The Tree-structured Parzen Estimator (TPE) is a sequential model-based optimization (SMBO) approach. SMBO methods sequentially construct models to approximate the performance of hyperparameters based on historical measurements, and then subsequently choose new hyperparameters to test based on this model.

The TPE approach models P(x|y) and P(y) where x represents hyperparameters and y the associated evaluation matric. P(x|y) is modeled by transforming the generative process of hyperparameters, replacing the distributions of the configuration prior with non-parametric densities.

This optimization approach is described in detail in Algorithms for Hyper-Parameter Optimization.

Parallel TPE optimization

TPE approaches were actually run asynchronously in order to make use of multiple compute nodes and to avoid wasting time waiting for trial evaluations to complete. The original algorithm design was optimized for sequential computation. If we were to use TPE with much concurrency, its performance will be bad. We have optimized this case using the Constant Liar algorithm. For these principles of optimization, please refer to our research blog.

Usage

To use TPE, you should add the following spec in your experiment’s YAML config file:

## minimal config ##
tuner:
  name: TPE
  classArgs:
    optimize_mode: minimize
## advanced config ##
tuner:
  name: TPE
  classArgs:
    optimize_mode: maximize
    seed: 12345
    tpe_args:
      constant_liar_type: 'mean'
      n_startup_jobs: 10
      n_ei_candidates: 20
      linear_forgetting: 100
      prior_weight: 0
      gamma: 0.5

classArgs

Field

Type

Default

Description

optimize_mode

'minimize' | 'maximize'

'minimize'

Whether to minimize or maximize trial metrics.

seed

int | null

null

The random seed.

tpe_args.constant_liar_type

'best' | 'worst' | 'mean' | null

'best'

TPE algorithm itself does not support parallel tuning. This parameter specifies how to optimize for trial_concurrency > 1. How each liar works is explained in paper’s section 6.1.

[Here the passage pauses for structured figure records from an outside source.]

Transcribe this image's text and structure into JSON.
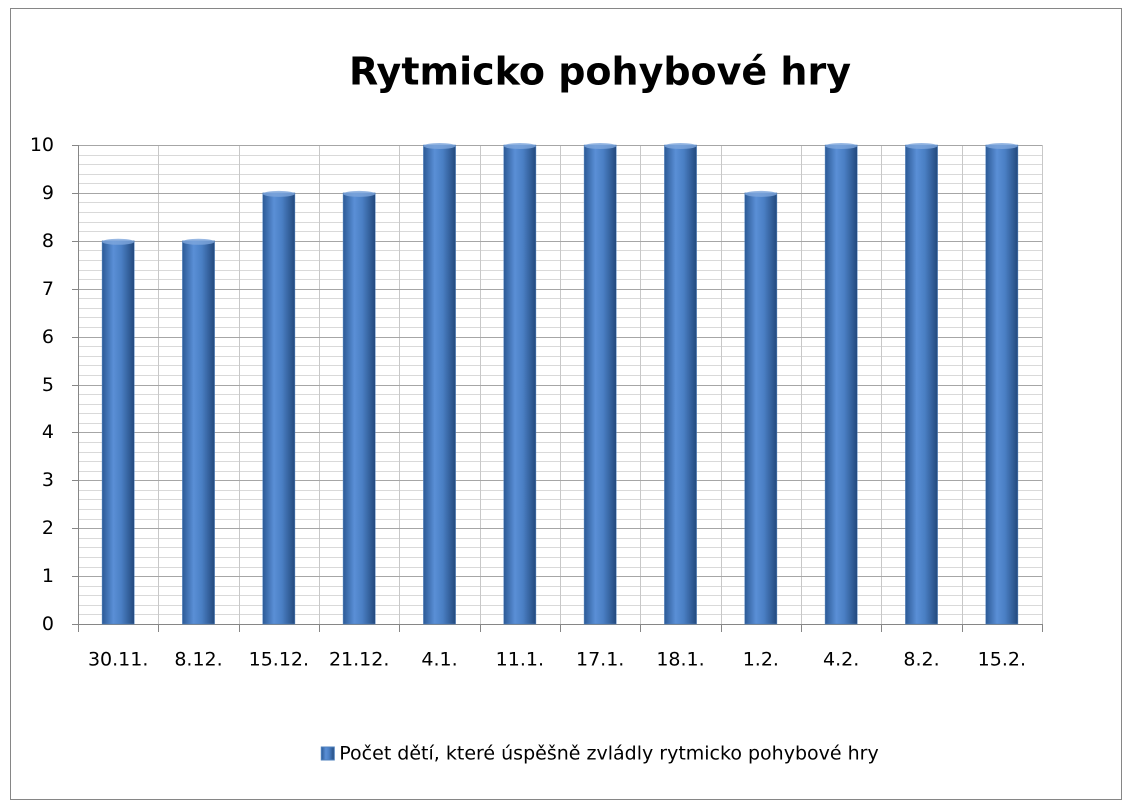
{
  "chart_data": {
    "type": "bar",
    "title": "Rytmicko pohybové hry",
    "categories": [
      "30.11.",
      "8.12.",
      "15.12.",
      "21.12.",
      "4.1.",
      "11.1.",
      "17.1.",
      "18.1.",
      "1.2.",
      "4.2.",
      "8.2.",
      "15.2."
    ],
    "series": [
      {
        "name": "Počet dětí, které úspěšně zvládly rytmicko pohybové hry",
        "color": "#4f81bd",
        "values": [
          8,
          8,
          9,
          9,
          10,
          10,
          10,
          10,
          9,
          10,
          10,
          10
        ]
      }
    ],
    "ylim": [
      0,
      10
    ],
    "yticks": [
      0,
      1,
      2,
      3,
      4,
      5,
      6,
      7,
      8,
      9,
      10
    ],
    "grid": true,
    "legend": "bottom"
  }
}
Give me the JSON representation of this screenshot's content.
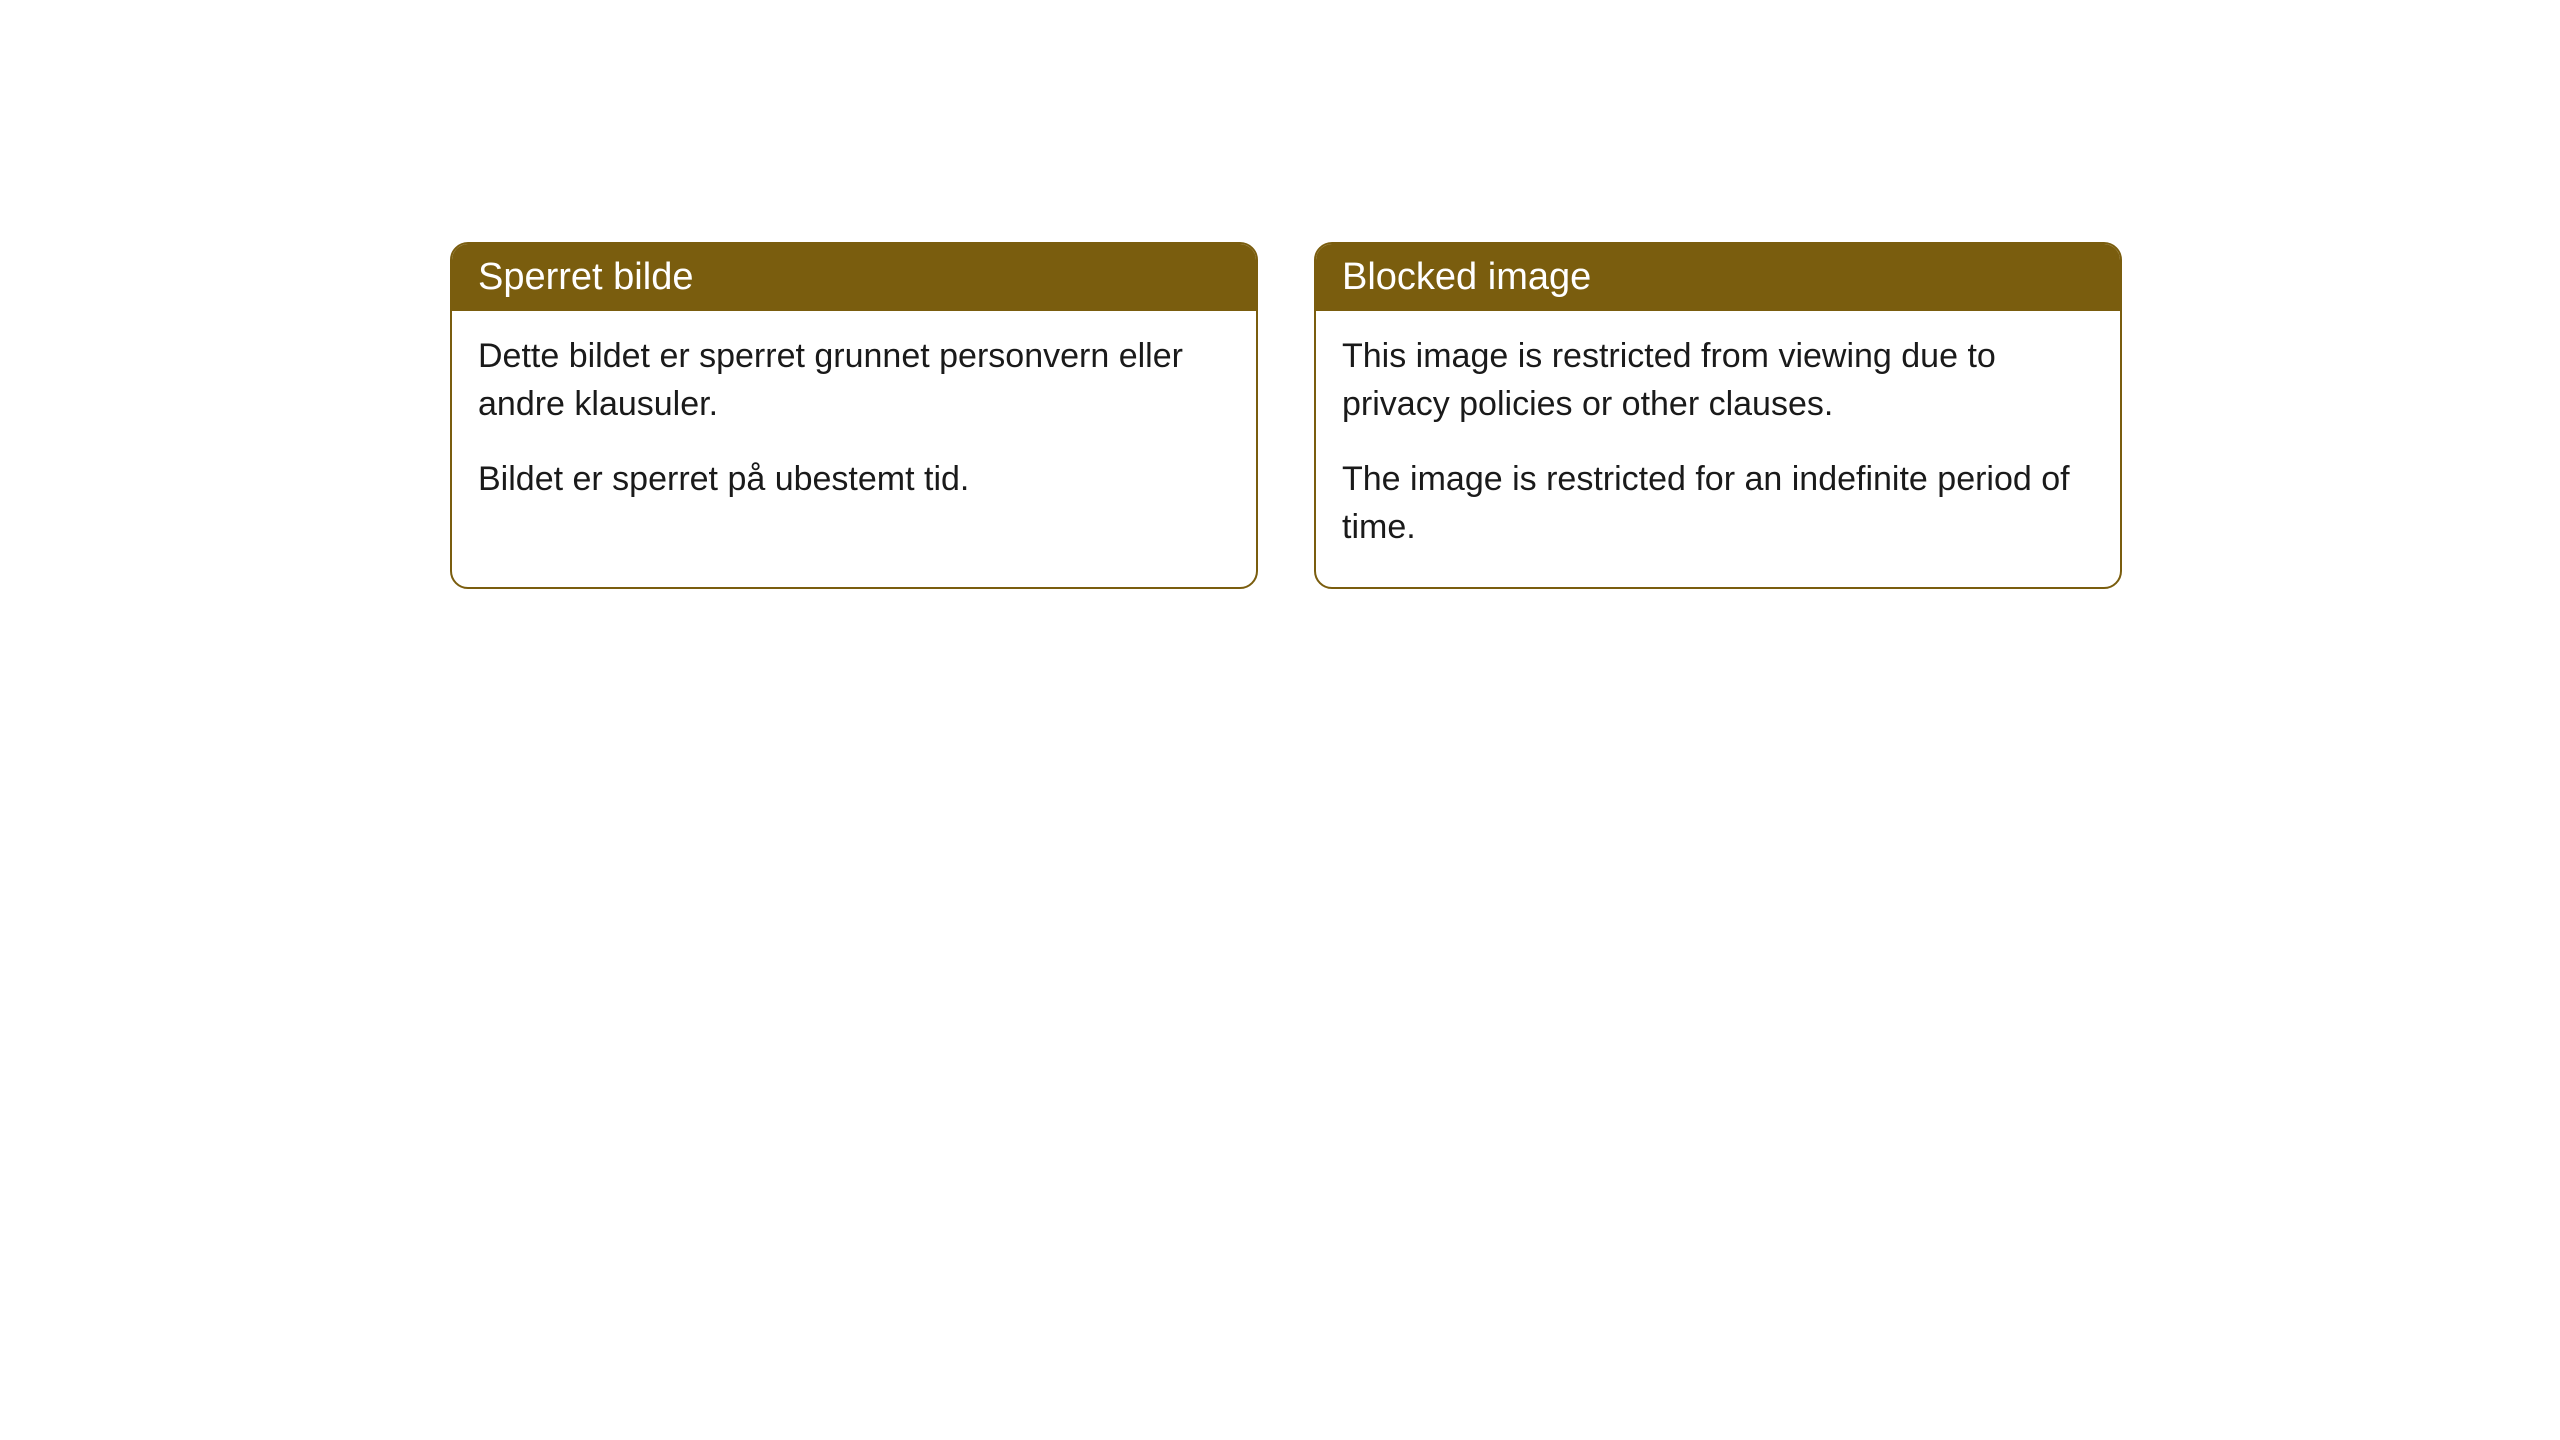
{
  "cards": [
    {
      "header": "Sperret bilde",
      "paragraph1": "Dette bildet er sperret grunnet personvern eller andre klausuler.",
      "paragraph2": "Bildet er sperret på ubestemt tid."
    },
    {
      "header": "Blocked image",
      "paragraph1": "This image is restricted from viewing due to privacy policies or other clauses.",
      "paragraph2": "The image is restricted for an indefinite period of time."
    }
  ],
  "styling": {
    "header_bg_color": "#7a5d0e",
    "header_text_color": "#ffffff",
    "body_text_color": "#1a1a1a",
    "card_border_color": "#7a5d0e",
    "card_bg_color": "#ffffff",
    "page_bg_color": "#ffffff",
    "border_radius": 18,
    "header_font_size": 38,
    "body_font_size": 34
  }
}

In general best suit for small trial number and worst suit for large trial number.

tpe_args.n_startup_jobs

int

20

The first N hyper-parameters are generated fully randomly for warming up.

If the search space is large, you can increase this value. Or if max_trial_number is small, you may want to decrease it.

tpe_args.n_ei_candidates

int

24

For each iteration TPE samples EI for N sets of parameters and choose the best one. (loosely speaking)

tpe_args.linear_forgetting

int

25

TPE will lower the weights of old trials. This controls how many iterations it takes for a trial to start decay.

tpe_args.prior_weight

float

1.0

TPE treats user provided search space as prior. When generating new trials, it also incorporates the prior in trial history by transforming the search space to one trial configuration (i.e., each parameter of this configuration chooses the mean of its candidate range). Here, prior_weight determines the weight of this trial configuration in the history trial configurations.

With prior weight 1.0, the search space is treated as one good trial. For example, “normal(0, 1)” effectly equals to a trial with x = 0 which has yielded good result.

tpe_args.gamma

float

0.25

Controls how many trials are considered “good”.

The number is calculated as “min(gamma * sqrt(N), linear_forgetting)”.